Let's Talk: A Data-Driven Dialogue on End-of-Life Choices

Suzanne Sullivan.

Published September 1, 2015 This content is archived.

After spending close to two decades working in home care, Suzanne Sullivan, MBA, RN, wanted to make an impact on patient care in the community, so when it came time for her to choose a dissertation topic for her PhD program, she needed to look no further than her extensive nursing career experience to find her focus.

Sullivan has witnessed firsthand just how difficult it is for patients and their families to discuss and plan for end-of-life care. As a longtime director in a quality improvement department, she identified the need to equip home health nurses with assessment tools necessary to help identify those patients most at risk for repeated interventions in both inpatient and outpatient settings. According to data from the 2004 “National Nursing Home Survey” and the 2007 “National Home and Hospice Care Survey,” only 28 percent of home health care patients, 65 percent of nursing home residents and 88 percent of hospice care patients have an advance directive on record (as cited in Jones, Moss, & Harris-Kojetin, 2011). Sullivan’s goal is to assist these patients and their families by providing information to help make informed decisions about their advance care directives.

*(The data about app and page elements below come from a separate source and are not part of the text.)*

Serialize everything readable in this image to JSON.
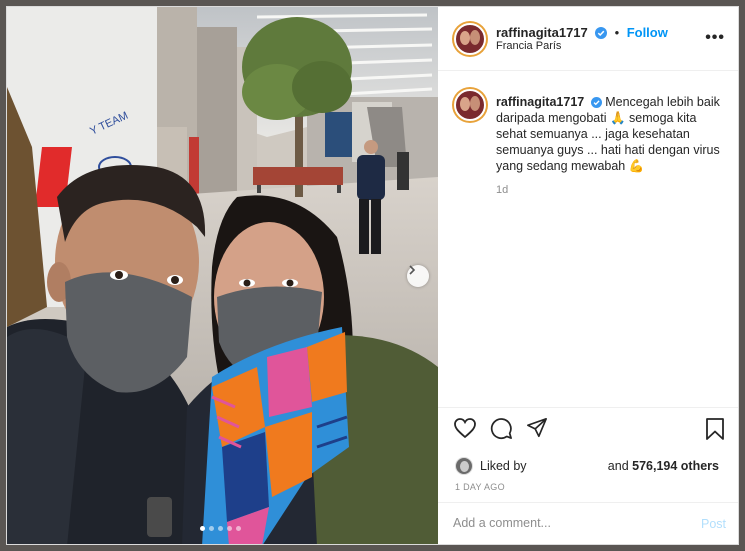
{
  "post": {
    "username": "raffinagita1717",
    "verified": true,
    "follow_label": "Follow",
    "location": "Francia París",
    "caption_username": "raffinagita1717",
    "caption_text": "Mencegah lebih baik daripada mengobati 🙏 semoga kita sehat semuanya ... jaga kesehatan semuanya guys ... hati hati dengan virus yang sedang mewabah 💪",
    "caption_time": "1d",
    "liked_by_label": "Liked by",
    "likes_prefix": "and ",
    "likes_count": "576,194 others",
    "posted_ago": "1 DAY AGO",
    "comment_placeholder": "Add a comment...",
    "post_label": "Post"
  },
  "carousel": {
    "count": 5,
    "active_index": 0
  },
  "photo": {
    "wall_sign_text": "Y TEAM"
  },
  "colors": {
    "accent": "#0095f6",
    "verified": "#3897f0",
    "scarf_orange": "#f07a1e",
    "scarf_blue": "#2f8fd8",
    "scarf_pink": "#e0559a",
    "mask": "#5c5f63"
  },
  "icons": {
    "like": "heart-icon",
    "comment": "comment-icon",
    "share": "paper-plane-icon",
    "save": "bookmark-icon",
    "more": "more-options-icon",
    "next": "chevron-right-icon"
  }
}
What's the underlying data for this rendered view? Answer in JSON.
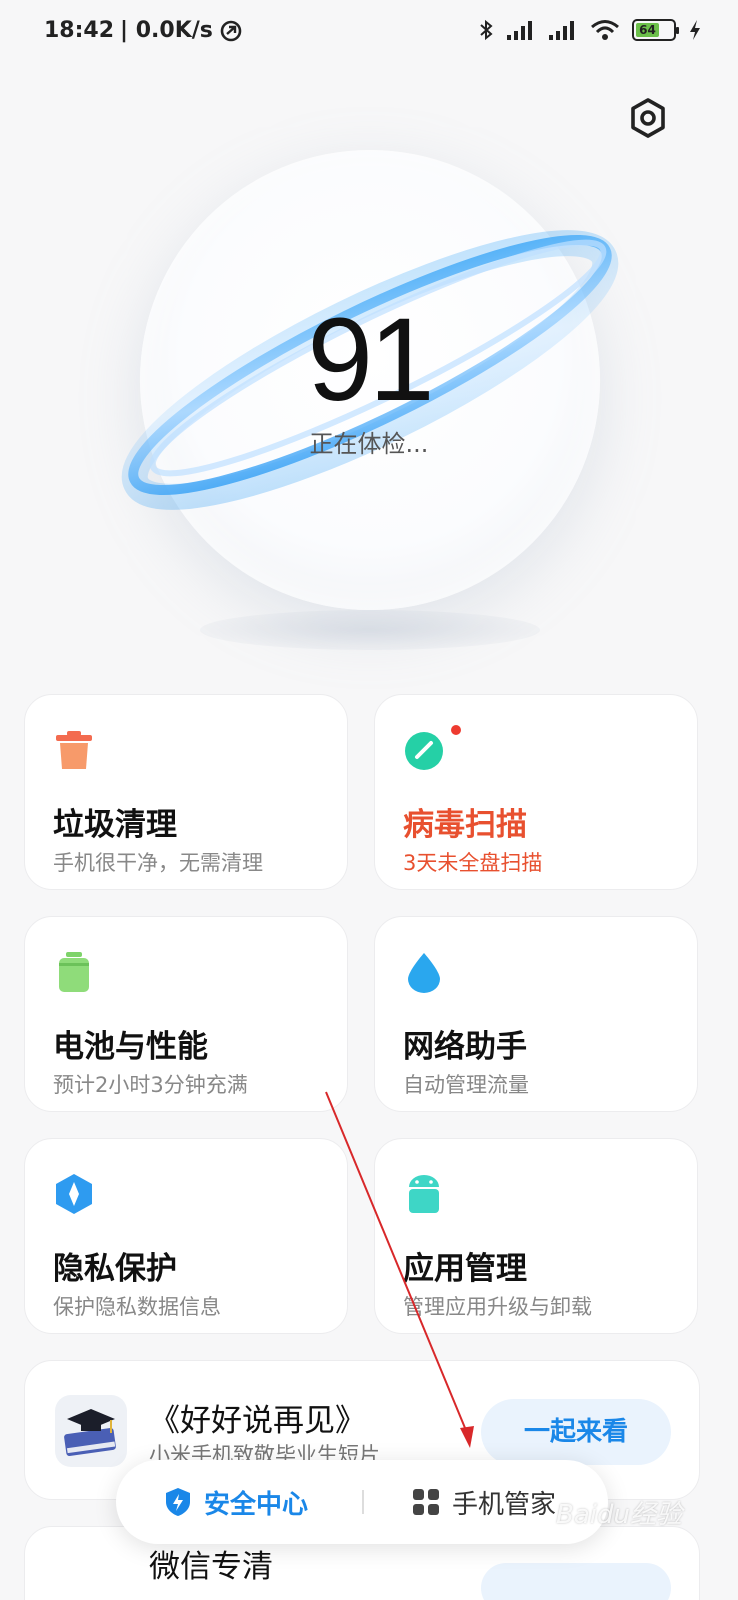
{
  "status_bar": {
    "time": "18:42",
    "net_speed": "| 0.0K/s",
    "battery_level": "64"
  },
  "header": {
    "settings_icon": "gear-icon"
  },
  "hero": {
    "score": "91",
    "status": "正在体检..."
  },
  "cards": [
    {
      "title": "垃圾清理",
      "subtitle": "手机很干净，无需清理",
      "icon": "trash-icon",
      "color": "#f36b4f",
      "alert": false
    },
    {
      "title": "病毒扫描",
      "subtitle": "3天未全盘扫描",
      "icon": "virus-scan-icon",
      "color": "#25d0a6",
      "alert": true
    },
    {
      "title": "电池与性能",
      "subtitle": "预计2小时3分钟充满",
      "icon": "battery-icon",
      "color": "#7ed36a",
      "alert": false
    },
    {
      "title": "网络助手",
      "subtitle": "自动管理流量",
      "icon": "water-drop-icon",
      "color": "#2aa7ee",
      "alert": false
    },
    {
      "title": "隐私保护",
      "subtitle": "保护隐私数据信息",
      "icon": "privacy-shield-icon",
      "color": "#2e9bf0",
      "alert": false
    },
    {
      "title": "应用管理",
      "subtitle": "管理应用升级与卸载",
      "icon": "android-icon",
      "color": "#3ed6c6",
      "alert": false
    }
  ],
  "promo": {
    "title": "《好好说再见》",
    "subtitle": "小米手机致敬毕业生短片",
    "button": "一起来看",
    "icon": "graduation-book-icon"
  },
  "promo2": {
    "title": "微信专清"
  },
  "tabbar": {
    "tab1": "安全中心",
    "tab2": "手机管家"
  },
  "watermark": "Baidu经验",
  "colors": {
    "accent": "#1a87e8",
    "alert": "#e8502f",
    "annotation": "#d8282a"
  }
}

Targeting frail elders with multiple chronic illnesses who are at risk for imminent decline in their health status, Sullivan plans to use the federally mandated Home Health Outcome and ASsessment Information Set (OASIS) dataset to develop a predictive model to assist with identifying at-risk patients. Through the development of a clinical algorithm to be incorporated into the electronic medical record, she aims to set up a system that detects and alerts home health nurses to patients at risk for death within 12 months. This system would allow nurses to initiate meaningful conversations with the patients and their families regarding their desires for end-of-life care and create a proactive, patient-centered care plan with clinical decision support to help manage their complex care.

While lack of time is often cited as a major barrier to advance care planning, nurses must be encouraged to make this a priority in order to improve communication between patients, their families and their trusted health care providers. Spending time discussing their end-of-life wishes offers patients the opportunity to receive health care treatment consistent with their cultural values and ensures access to quality end of life care. By starting the conversation and nurturing the discussion, patients and families are empowered to make informed, thoughtful decisions and take charge of their lives to assure that they are receiving quality end-of-life care.